If that still isn't working, leave.

"They treated all employees the same regardless of how hard they worked or
whether they needed additional training and did not seem to value employees
for their contributions"

If someone needs additional training, they should speak up and take some
personal responsibility. Many times, leaders are doing things like running an
actual company and have a tremendous amount of daily responsibility.

"These leaders discouraged others from sharing their ideas or excluded
employees from important meetings if they did not agree with the manager’s
views"

Your job as an employee is to make your manager look good. If you are loudly
disagreeing with them about anything, it doesn't make them look good to their
boss(s). This can be done in private.

If your manager still doesn't agree, your idea stops there. If you follow this
rule, you have a much better career.

There is also this trend that everyone's ideas matter and should be taken
seriously. This just isn't true. I have 20+ years of experience. I have heard
ridiculous ideas from employees/co-workers with very little experience.

Will I listen? Yes. Do I have time to hear every single idea and explain
exactly why we aren't doing things a certain way? no. I also think some people
confuse 'listening' to 'implementing/using' an idea or suggestion.

"Participants also described less inclusive leaders as having a tendency to
blame others when things went wrong and to create divides among employees by
using “us versus them” language"

Not to get political, but this reminds me of the conservatives that work in
the California tech companies that aren't even allowed to speak their opinions
out loud (or online) without getting harassed and/or fired. If the 'us' vs
'them' mentality is going to ever going to stop, this sort of behavior also
needs to stop.

"In my evaluations they say all positive things but never the things I need to
work on. I know I’m not being promoted for a reason, but they just don’t want
to tell me. I trust the leader more if they are honest or transparent.”"

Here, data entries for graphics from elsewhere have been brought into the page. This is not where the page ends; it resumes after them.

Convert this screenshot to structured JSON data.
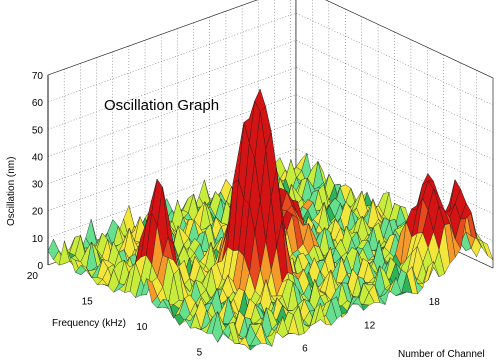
{
  "chart_data": {
    "type": "surface",
    "title": "Oscillation Graph",
    "zlabel": "Oscillation (nm)",
    "ylabel": "Frequency (kHz)",
    "xlabel": "Number of Channel",
    "zlim": [
      0,
      70
    ],
    "ylim": [
      2,
      20
    ],
    "xlim": [
      1,
      24
    ],
    "z_ticks": [
      "0",
      "10",
      "20",
      "30",
      "40",
      "50",
      "60",
      "70"
    ],
    "y_ticks": [
      "20",
      "15",
      "10",
      "5"
    ],
    "x_ticks": [
      "6",
      "12",
      "18"
    ],
    "grid": true,
    "colormap": [
      "#2db35a",
      "#66e08f",
      "#c8ec3c",
      "#f3e63a",
      "#f59a2a",
      "#e64a1e",
      "#d41414"
    ],
    "peaks": [
      {
        "channel": 9,
        "frequency": 8,
        "oscillation": 58
      },
      {
        "channel": 8,
        "frequency": 9,
        "oscillation": 40
      },
      {
        "channel": 3,
        "frequency": 12,
        "oscillation": 36
      },
      {
        "channel": 20,
        "frequency": 4,
        "oscillation": 32
      },
      {
        "channel": 22,
        "frequency": 3,
        "oscillation": 25
      },
      {
        "channel": 14,
        "frequency": 11,
        "oscillation": 23
      }
    ]
  }
}
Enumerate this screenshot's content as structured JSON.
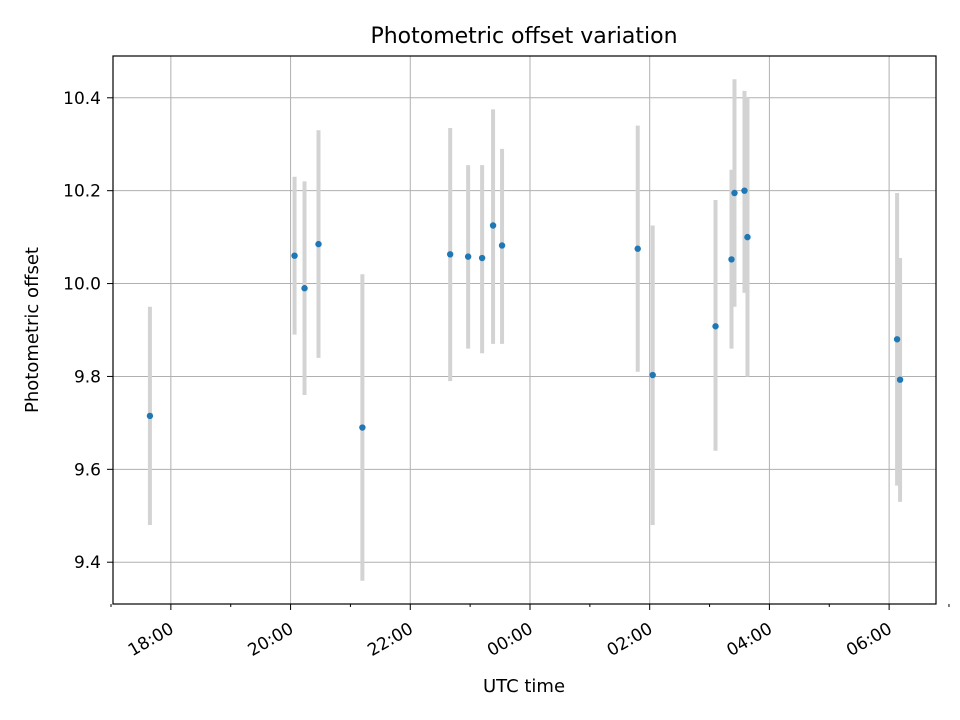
{
  "chart_data": {
    "type": "scatter",
    "title": "Photometric offset variation",
    "xlabel": "UTC time",
    "ylabel": "Photometric offset",
    "x_ticks": [
      "17:00",
      "18:00",
      "19:00",
      "20:00",
      "21:00",
      "22:00",
      "23:00",
      "00:00",
      "01:00",
      "02:00",
      "03:00",
      "04:00",
      "05:00",
      "06:00",
      "07:00"
    ],
    "x_tick_labels": [
      "18:00",
      "20:00",
      "22:00",
      "00:00",
      "02:00",
      "04:00",
      "06:00"
    ],
    "y_ticks": [
      9.4,
      9.6,
      9.8,
      10.0,
      10.2,
      10.4
    ],
    "y_tick_labels": [
      "9.4",
      "9.6",
      "9.8",
      "10.0",
      "10.2",
      "10.4"
    ],
    "xlim": [
      "17:02",
      "30:47"
    ],
    "ylim": [
      9.31,
      10.49
    ],
    "grid": true,
    "colors": {
      "point": "#1f77b4",
      "error_bar": "#d3d3d3",
      "grid": "#b0b0b0"
    },
    "points": [
      {
        "time": "17:39",
        "y": 9.715,
        "ylow": 9.48,
        "yhigh": 9.95
      },
      {
        "time": "20:04",
        "y": 10.06,
        "ylow": 9.89,
        "yhigh": 10.23
      },
      {
        "time": "20:14",
        "y": 9.99,
        "ylow": 9.76,
        "yhigh": 10.22
      },
      {
        "time": "20:28",
        "y": 10.085,
        "ylow": 9.84,
        "yhigh": 10.33
      },
      {
        "time": "21:12",
        "y": 9.69,
        "ylow": 9.36,
        "yhigh": 10.02
      },
      {
        "time": "22:40",
        "y": 10.063,
        "ylow": 9.79,
        "yhigh": 10.335
      },
      {
        "time": "22:58",
        "y": 10.058,
        "ylow": 9.86,
        "yhigh": 10.255
      },
      {
        "time": "23:12",
        "y": 10.055,
        "ylow": 9.85,
        "yhigh": 10.255
      },
      {
        "time": "23:23",
        "y": 10.125,
        "ylow": 9.87,
        "yhigh": 10.375
      },
      {
        "time": "23:32",
        "y": 10.082,
        "ylow": 9.87,
        "yhigh": 10.29
      },
      {
        "time": "25:48",
        "y": 10.075,
        "ylow": 9.81,
        "yhigh": 10.34
      },
      {
        "time": "26:03",
        "y": 9.803,
        "ylow": 9.48,
        "yhigh": 10.125
      },
      {
        "time": "27:06",
        "y": 9.908,
        "ylow": 9.64,
        "yhigh": 10.18
      },
      {
        "time": "27:22",
        "y": 10.052,
        "ylow": 9.86,
        "yhigh": 10.245
      },
      {
        "time": "27:25",
        "y": 10.195,
        "ylow": 9.95,
        "yhigh": 10.44
      },
      {
        "time": "27:35",
        "y": 10.2,
        "ylow": 9.98,
        "yhigh": 10.415
      },
      {
        "time": "27:38",
        "y": 10.1,
        "ylow": 9.8,
        "yhigh": 10.4
      },
      {
        "time": "30:08",
        "y": 9.88,
        "ylow": 9.565,
        "yhigh": 10.195
      },
      {
        "time": "30:11",
        "y": 9.793,
        "ylow": 9.53,
        "yhigh": 10.055
      }
    ]
  }
}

This is more a part of our current climate than ever. If you tell someone the
truth, it could get you fired. Nobody wants to be cancelled, so this is the
result.

I think inclusion should be not even looking at the color of a person's skin
and only hiring based on experience and merit. However, I see countless posts
on Twitter from local companies with all female tech teams labeled as
'diverse' and 'inclusive', when it's the exact opposite.